You would think that the voters of South Auckland would want a say before they lose their free swimming pools or the North Shore its rights to have a say in its own future.
But that’s what this Bill does - it removes free swimming pools from South Auckland and any effective say in the future of local communities and the way they are run.
How does it do that? At the moment, entry to the public swimming pools in Manukau City there is free - that’s a good thing, because a lot of kids in South Auckland, unlike a lot of kids in Remuera and Herne Bay - don’t have pools in their backyard.
It’s how they get a chance to learn to swim.
It’s how they get a fair chance to have the childhood a New Zealand kid should get.
But across the rest of Auckland, the pools charge an entry fee.
In Auckland city, out West and on the North shore.
So what do you think is going to happen to free entry to pools in South Auckland?
I can already hear the presumptuous Super-City mayor John Banks giving speeches about why the ratepayers of Auckland City shouldn’t be subsidising the swimming pools of South Auckland.
And there is a point about that - they don’t now. The rate payers of South Auckland subsidise their own pools.
The government is bulldozing through this Bill without beginning to consult Auckland on how issues like this will ever be resolved.
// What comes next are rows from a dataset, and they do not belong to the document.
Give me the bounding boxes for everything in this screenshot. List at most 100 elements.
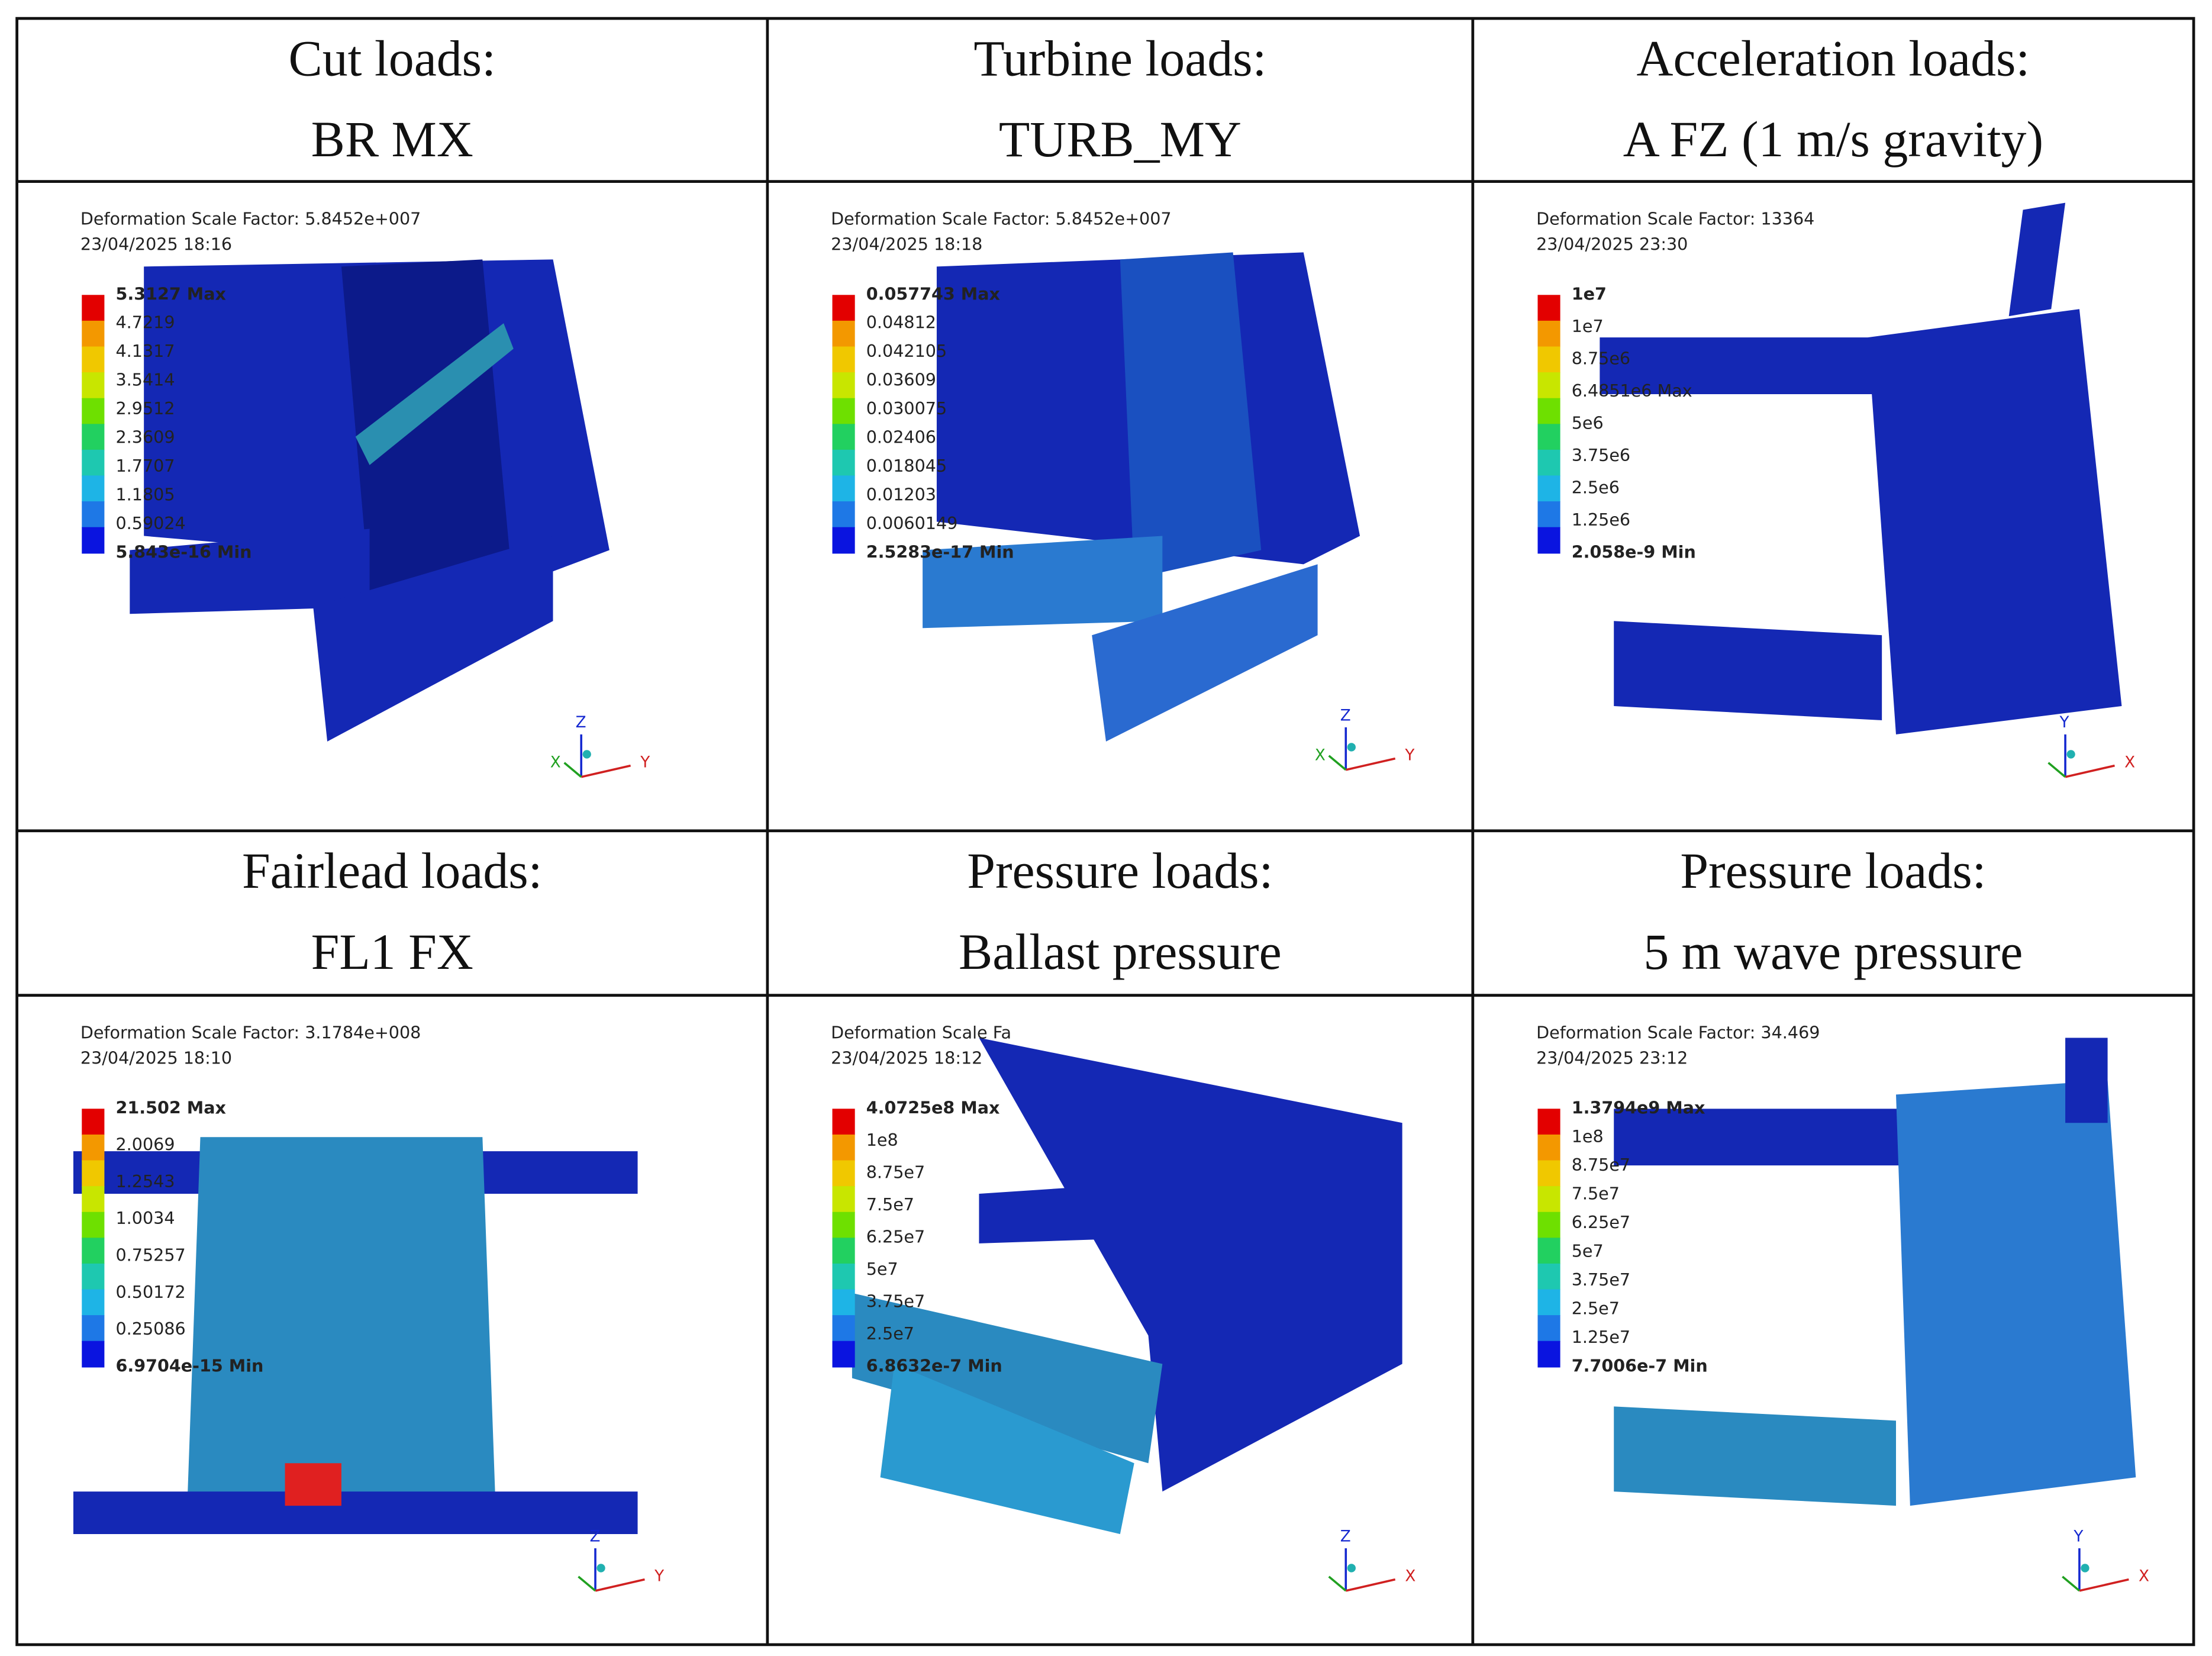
legend-label: 1.25e7: [1572, 1327, 1630, 1347]
cell-heading: Turbine loads:: [973, 30, 1266, 86]
axis-label: X: [2124, 753, 2135, 771]
legend-swatch: [1537, 295, 1560, 322]
axis-label: Y: [1404, 746, 1415, 764]
model-surface: [355, 323, 514, 465]
result-image: Deformation Scale Factor: 5.8452e+007 23/…: [831, 208, 1415, 771]
cell-heading: A FZ (1 m/s gravity): [1623, 111, 2043, 167]
model-surface: [1614, 1406, 1896, 1506]
legend-swatch: [1537, 475, 1560, 502]
model-surface: [1896, 1080, 2136, 1506]
legend-label: 0.03609: [866, 370, 936, 390]
cell-heading: Pressure loads:: [1680, 842, 1986, 899]
axis-label: X: [1405, 1567, 1415, 1585]
model-surface: [2008, 202, 2066, 317]
legend-label: 7.5e7: [1572, 1184, 1620, 1204]
result-image: Deformation Scale Factor: 5.8452e+007 23/…: [80, 208, 650, 778]
legend-label: 0.01203: [866, 484, 936, 504]
legend-swatch: [832, 1212, 855, 1239]
legend-label: 3.75e7: [1572, 1270, 1630, 1290]
axis-origin: [582, 750, 591, 759]
legend-swatch: [832, 1315, 855, 1342]
axis-label: Y: [2073, 1528, 2084, 1545]
legend-label: 6.25e7: [866, 1226, 925, 1246]
legend-swatch: [832, 1341, 855, 1368]
legend-label: 2.058e-9 Min: [1572, 542, 1696, 562]
legend-swatch: [832, 346, 855, 373]
legend-label: 0.25086: [115, 1319, 185, 1339]
legend-swatch: [82, 346, 105, 373]
axis-label: Z: [1340, 1528, 1351, 1545]
legend-swatch: [832, 1263, 855, 1290]
axis-origin: [2066, 750, 2075, 759]
legend-swatch: [832, 1186, 855, 1213]
model-surface: [186, 1137, 497, 1534]
legend-swatch: [1537, 1212, 1560, 1239]
legend-label: 3.5414: [115, 370, 175, 390]
timestamp: 23/04/2025 23:30: [1536, 234, 1688, 254]
legend-swatch: [832, 1289, 855, 1316]
model-surface: [2065, 1038, 2108, 1123]
scale-factor: Deformation Scale Fa: [831, 1022, 1011, 1042]
legend-label: 6.4851e6 Max: [1572, 381, 1692, 401]
legend-swatch: [82, 1263, 105, 1290]
legend-label: 0.0060149: [866, 513, 958, 533]
axis-line: [1345, 1578, 1396, 1592]
legend-label: 1.25e6: [1572, 510, 1630, 530]
legend-swatch: [1537, 527, 1560, 554]
legend-swatch: [1537, 398, 1560, 425]
model-surface: [341, 259, 511, 593]
legend-swatch: [82, 1212, 105, 1239]
legend-swatch: [82, 398, 105, 425]
legend-swatch: [832, 475, 855, 502]
result-image: Deformation Scale Fa 23/04/2025 18:12 4.07…: [831, 1022, 1415, 1592]
legend-swatch: [1537, 1289, 1560, 1316]
axis-label: Z: [576, 714, 586, 732]
legend-label: 4.0725e8 Max: [866, 1097, 1000, 1117]
legend-label: 5e6: [1572, 413, 1604, 433]
legend-label: 0.59024: [115, 513, 185, 533]
legend-swatch: [82, 1160, 105, 1187]
axis-origin: [2081, 1564, 2090, 1573]
legend-label: 1e8: [1572, 1126, 1604, 1146]
legend-swatch: [82, 295, 105, 322]
model-surface: [313, 536, 553, 742]
legend-swatch: [82, 475, 105, 502]
model-surface: [1614, 1109, 1939, 1166]
legend-swatch: [82, 1186, 105, 1213]
model-surface: [1092, 564, 1318, 742]
legend-swatch: [832, 372, 855, 399]
legend-swatch: [82, 1134, 105, 1161]
model-surface: [1614, 621, 1882, 720]
legend-swatch: [1537, 1263, 1560, 1290]
timestamp: 23/04/2025 23:12: [1536, 1048, 1688, 1068]
result-image: Deformation Scale Factor: 13364 23/04/202…: [1536, 202, 2135, 778]
legend-label: 2.5e7: [866, 1323, 914, 1344]
legend-swatch: [82, 372, 105, 399]
legend-swatch: [832, 1134, 855, 1161]
axis-line: [1328, 1576, 1347, 1592]
legend-label: 0.030075: [866, 398, 947, 418]
legend-swatch: [1537, 501, 1560, 528]
legend-label: 1.0034: [115, 1208, 175, 1228]
cell-heading: TURB_MY: [999, 111, 1242, 167]
axis-label: Z: [589, 1528, 600, 1545]
legend-label: 2.5283e-17 Min: [866, 542, 1014, 562]
axis-line: [2062, 1576, 2081, 1592]
axis-line: [581, 764, 631, 778]
axis-line: [563, 762, 582, 778]
legend-label: 4.7219: [115, 312, 175, 333]
legend-label: 1.1805: [115, 484, 175, 504]
legend-label: 0.04812: [866, 312, 936, 333]
legend-swatch: [1537, 449, 1560, 476]
scale-factor: Deformation Scale Factor: 13364: [1536, 208, 1814, 228]
legend-swatch: [1537, 1160, 1560, 1187]
legend-label: 0.042105: [866, 341, 947, 361]
legend-swatch: [832, 1238, 855, 1265]
legend-label: 3.75e6: [1572, 445, 1630, 465]
legend-label: 0.02406: [866, 427, 936, 447]
legend-label: 5.843e-16 Min: [115, 542, 251, 562]
model-surface: [1120, 252, 1262, 579]
axis-line: [2047, 762, 2066, 778]
legend-label: 8.75e7: [1572, 1155, 1630, 1175]
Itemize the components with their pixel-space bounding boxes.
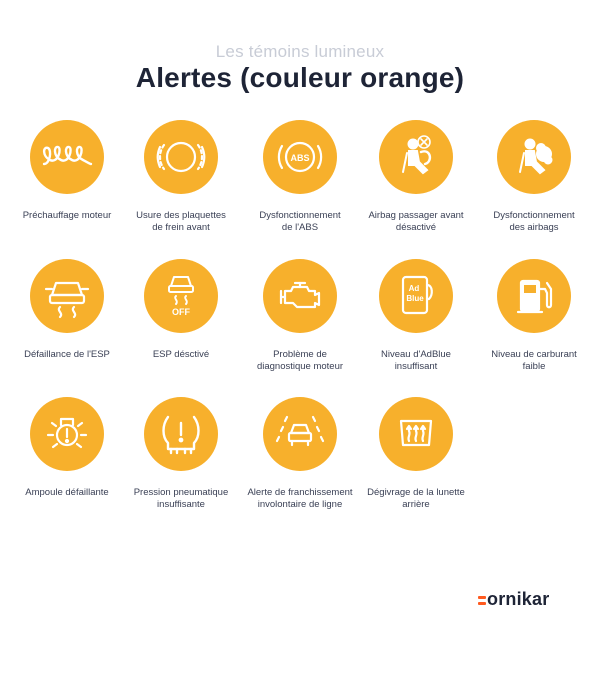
- item-label: Alerte de franchissement involontaire de …: [247, 487, 353, 510]
- item-label: Usure des plaquettes de frein avant: [136, 210, 226, 233]
- item-label: Niveau de carburant faible: [491, 349, 577, 372]
- svg-text:Blue: Blue: [406, 294, 424, 303]
- lane-departure-icon: [263, 397, 337, 471]
- fuel-pump-icon: [497, 259, 571, 333]
- item-label: Airbag passager avant désactivé: [368, 210, 464, 233]
- abs-icon: ABS: [263, 120, 337, 194]
- tire-pressure-icon: [144, 397, 218, 471]
- esp-icon: [30, 259, 104, 333]
- item-label: ESP désctivé: [152, 349, 210, 360]
- logo-mark-bottom: [478, 602, 486, 605]
- item-label: Niveau d'AdBlue insuffisant: [381, 349, 451, 372]
- engine-check-icon: [263, 259, 337, 333]
- svg-text:Ad: Ad: [409, 284, 420, 293]
- item-label: Défaillance de l'ESP: [24, 349, 110, 360]
- item-label: Dégivrage de la lunette arrière: [367, 487, 465, 510]
- adblue-icon: Ad Blue: [379, 259, 453, 333]
- ornikar-logo: ornikar: [478, 589, 578, 612]
- brake-pads-icon: [144, 120, 218, 194]
- svg-text:ABS: ABS: [290, 153, 309, 163]
- item-label: Dysfonctionnement de l'ABS: [259, 210, 341, 233]
- esp-off-icon: OFF: [144, 259, 218, 333]
- item-label: Dysfonctionnement des airbags: [493, 210, 575, 233]
- item-label: Ampoule défaillante: [25, 487, 109, 498]
- passenger-airbag-off-icon: [379, 120, 453, 194]
- logo-text: ornikar: [487, 589, 550, 609]
- svg-text:OFF: OFF: [172, 307, 190, 317]
- airbag-fault-icon: [497, 120, 571, 194]
- item-label: Problème de diagnostique moteur: [256, 349, 344, 372]
- rear-defrost-icon: [379, 397, 453, 471]
- item-label: Pression pneumatique insuffisante: [133, 487, 229, 510]
- page-title: Alertes (couleur orange): [135, 62, 465, 93]
- bulb-fault-icon: [30, 397, 104, 471]
- preheat-coil-icon: [30, 120, 104, 194]
- page-subtitle: Les témoins lumineux: [215, 42, 385, 61]
- item-label: Préchauffage moteur: [22, 210, 112, 221]
- logo-mark-top: [478, 596, 486, 599]
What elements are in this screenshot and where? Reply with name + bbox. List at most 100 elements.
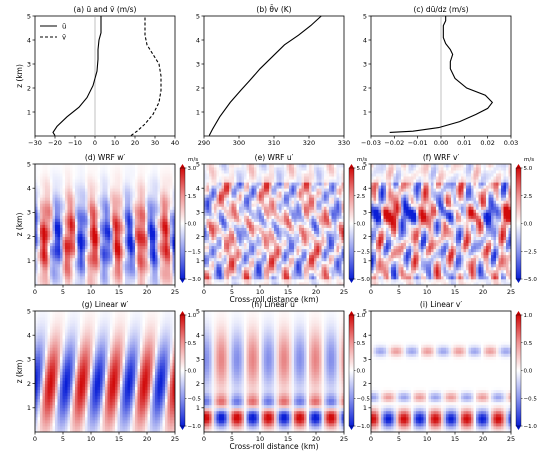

There are hundreds of issues like this - the number of parks per head. You notice there are a lot more parks in the leafy suburbs east of Queen St than there are West of Queen St where most of the children live?
That’s one result of having Auckland’s councils historically elected the way the government wants them elected.
And it’s only going to get worse, because we will hear complaints from the voters of Parnell about paying for parks used by kids in Henderson.
I support strong regional government for Auckland.
I was on the ARA when we bought the regional parks.
I was there when we replaced the entire bus fleet.
Those were great decisions. The problem was the rabbit warrens of rotten boroughs underneath it.
When that was sorted out, the Labour Government in 1989 changed the ARA into the ARC and then in 1992 the National Government split off all the jewels into the ARST with a master plan for selling them all.
It took my party at the time to stop them selling every last asset. They wanted to sell the Port and the Water. What a disaster for Auckland ratepayers that would have been.
We stopped them, and Auckland is reaping the benefit.
What this framework for the super city is about is the privatisers’ secret agenda - take two.
It is like Nightmare on Queen St Part Two. Rodney Rides again.
Does anyone think Rodney Hide and the Act party have set up this Auckland Council to be genuine representatives of greater Auckland’s communities?
Or is it more likely he has set up the best scheme he can think of to privatise the entire public assets of Auckland to which his ACT Party is ideologically committed?
The people of Auckland will cast the final judgment on both the National and ACT Parties for this outrageous piece of community destruction.